Scene: New York City, man is going to jump off the building. Up rushes good Irish cop. Cop yells up to the man "Don't jump! Think of your father"
Man replies "Haven't got a father; I'm going to jump."
The copy goes through a list of relatives, mother, brothers, sister, etc. Each time man says "haven't got one; going to jump."
Desperate the cop yells up "Don't jump! Think of the Blessed Virgin"
Man replies "Who is that?"
Cop yells "Jump, Protestant! You're blocking traffic!"
ROFL...
I can relate to most of those! :-) Good one, Alan!
I think that one even topped the previous joke! Thanks, Renel!
ROFL!! :-D
As I've mentioned before, my husband is an engineer. :-)
Top 25 Engineering Terms and Expressions (What they say, and what they really mean)
Customer satisfaction is believed to be assured. (We're so far behind schedule that the customer will settle for anything.)
Please see me / Let's discuss it. (I need your help. I've messed up again.)
The project is in process. (It's so tied up in red tape that it's completely hopeless.)
We're trying a number of different approaches. (We are still guessing, at this point.)

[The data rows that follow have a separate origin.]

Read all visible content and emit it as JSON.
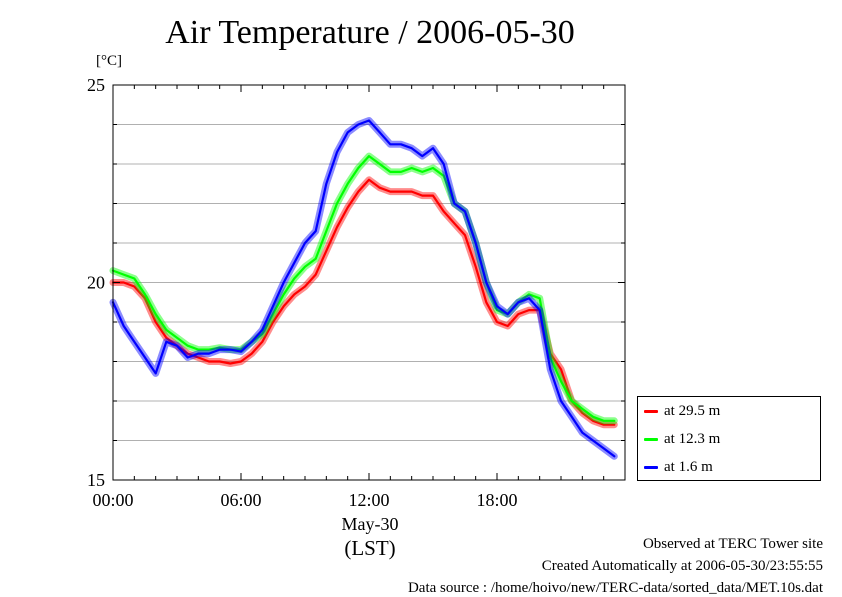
{
  "chart_data": {
    "type": "line",
    "title": "Air Temperature / 2006-05-30",
    "ylabel": "[°C]",
    "xlabel": "(LST)",
    "date_label": "May-30",
    "ylim": [
      15,
      25
    ],
    "xlim": [
      0,
      24
    ],
    "y_ticks": [
      {
        "value": 15,
        "label": "15"
      },
      {
        "value": 20,
        "label": "20"
      },
      {
        "value": 25,
        "label": "25"
      }
    ],
    "x_ticks": [
      {
        "value": 0,
        "label": "00:00"
      },
      {
        "value": 6,
        "label": "06:00"
      },
      {
        "value": 12,
        "label": "12:00"
      },
      {
        "value": 18,
        "label": "18:00"
      }
    ],
    "grid": true,
    "legend_position": "bottom-right outside",
    "x": [
      0.0,
      0.5,
      1.0,
      1.5,
      2.0,
      2.5,
      3.0,
      3.5,
      4.0,
      4.5,
      5.0,
      5.5,
      6.0,
      6.5,
      7.0,
      7.5,
      8.0,
      8.5,
      9.0,
      9.5,
      10.0,
      10.5,
      11.0,
      11.5,
      12.0,
      12.5,
      13.0,
      13.5,
      14.0,
      14.5,
      15.0,
      15.5,
      16.0,
      16.5,
      17.0,
      17.5,
      18.0,
      18.5,
      19.0,
      19.5,
      20.0,
      20.5,
      21.0,
      21.5,
      22.0,
      22.5,
      23.0,
      23.5
    ],
    "series": [
      {
        "name": "at 29.5 m",
        "color": "#ff0000",
        "values": [
          20.0,
          20.0,
          19.9,
          19.6,
          19.0,
          18.6,
          18.4,
          18.2,
          18.1,
          18.0,
          18.0,
          17.95,
          18.0,
          18.2,
          18.5,
          19.0,
          19.4,
          19.7,
          19.9,
          20.2,
          20.8,
          21.4,
          21.9,
          22.3,
          22.6,
          22.4,
          22.3,
          22.3,
          22.3,
          22.2,
          22.2,
          21.8,
          21.5,
          21.2,
          20.4,
          19.5,
          19.0,
          18.9,
          19.2,
          19.3,
          19.3,
          18.2,
          17.8,
          17.0,
          16.7,
          16.5,
          16.4,
          16.4
        ]
      },
      {
        "name": "at 12.3 m",
        "color": "#00ff00",
        "values": [
          20.3,
          20.2,
          20.1,
          19.7,
          19.2,
          18.8,
          18.6,
          18.4,
          18.3,
          18.3,
          18.35,
          18.3,
          18.3,
          18.5,
          18.7,
          19.2,
          19.7,
          20.1,
          20.4,
          20.6,
          21.3,
          22.0,
          22.5,
          22.9,
          23.2,
          23.0,
          22.8,
          22.8,
          22.9,
          22.8,
          22.9,
          22.7,
          22.0,
          21.8,
          21.0,
          20.0,
          19.3,
          19.2,
          19.5,
          19.7,
          19.6,
          18.1,
          17.5,
          17.0,
          16.8,
          16.6,
          16.5,
          16.5
        ]
      },
      {
        "name": "at 1.6 m",
        "color": "#0000ff",
        "values": [
          19.5,
          18.9,
          18.5,
          18.1,
          17.7,
          18.5,
          18.4,
          18.1,
          18.2,
          18.2,
          18.3,
          18.3,
          18.25,
          18.5,
          18.8,
          19.4,
          20.0,
          20.5,
          21.0,
          21.3,
          22.5,
          23.3,
          23.8,
          24.0,
          24.1,
          23.8,
          23.5,
          23.5,
          23.4,
          23.2,
          23.4,
          23.0,
          22.0,
          21.8,
          21.0,
          20.0,
          19.4,
          19.2,
          19.5,
          19.6,
          19.3,
          17.8,
          17.0,
          16.6,
          16.2,
          16.0,
          15.8,
          15.6
        ]
      }
    ]
  },
  "legend": {
    "items": [
      {
        "label": "at 29.5 m",
        "color": "#ff0000"
      },
      {
        "label": "at 12.3 m",
        "color": "#00ff00"
      },
      {
        "label": "at 1.6 m",
        "color": "#0000ff"
      }
    ]
  },
  "footer": {
    "line1": "Observed at TERC Tower site",
    "line2": "Created Automatically at 2006-05-30/23:55:55",
    "line3": "Data source : /home/hoivo/new/TERC-data/sorted_data/MET.10s.dat"
  }
}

We're following the standard. (We've always done it this way.)
Close project coordination. (We met together and had coffee.)
Years of development. (It finally worked.)
Energy saving. (Turn off the power to save electricity.)
We'll have to abandon the entire concept. (The only person who understood the thing just quit.)
We had a major technological breakthrough. (It's boring, but it looks high tech.)
We're preparing a report with a fresh approach. (We just hired a couple of kids out of college.)
Preliminary operational tests proved inconclusive. (It blew up when we flipped the switch.)
Test results proved extremely gratifying. (Yahoo! It actually worked.)
Please read and initial. (We want to spread around the responsibility.)
Tell us what you are thinking. (We'll listen, but if it disagrees with what we've already done or are planning to do, forget it.)
Tell us your interpretation. (Let's hear your bull.)
We'll look into it. (Forget it! We've got so many other problems already; we'll never get to it.)
No maintenance. (If it breaks, we can't fix it.)
Low maintenance. (If it breaks, we're not likely able to fix it.)
All new. (None of the parts are interchangeable with the previous design.)
Rugged. (Needs major equipment to lift it.)
Robust. (More than rugged.)
Light weight. (A little less than rugged.)
Fax it to me. (I'm too lazy to write it down.)
I haven't gotten your email. (It's been days since I've checked my email.)
Alan is our resident "pun-ster" I see! ;-D
Father Murphy walks into a pub in Donegal, and says to the first man he meets, "Do you want to go to Heaven?"
The man said, "I do, Father."
The priest said, “Then stand over there against the wall."
Then the priest asked the second man, "Do you want to go to Heaven?"
"Certainly, Father," was the man's reply.
"Then stand over there against the wall," said the priest.
Then Father Murphy walked up to O'Toole and said, "Do you want to go to Heaven?"
O'Toole said, "No, I don't Father."
The priest said, "I don't believe this. You mean to tell me that when you die you don't want to go to Heaven?"
O'Toole said, "Oh, when I die, yes. I thought you were getting a group together to go right now."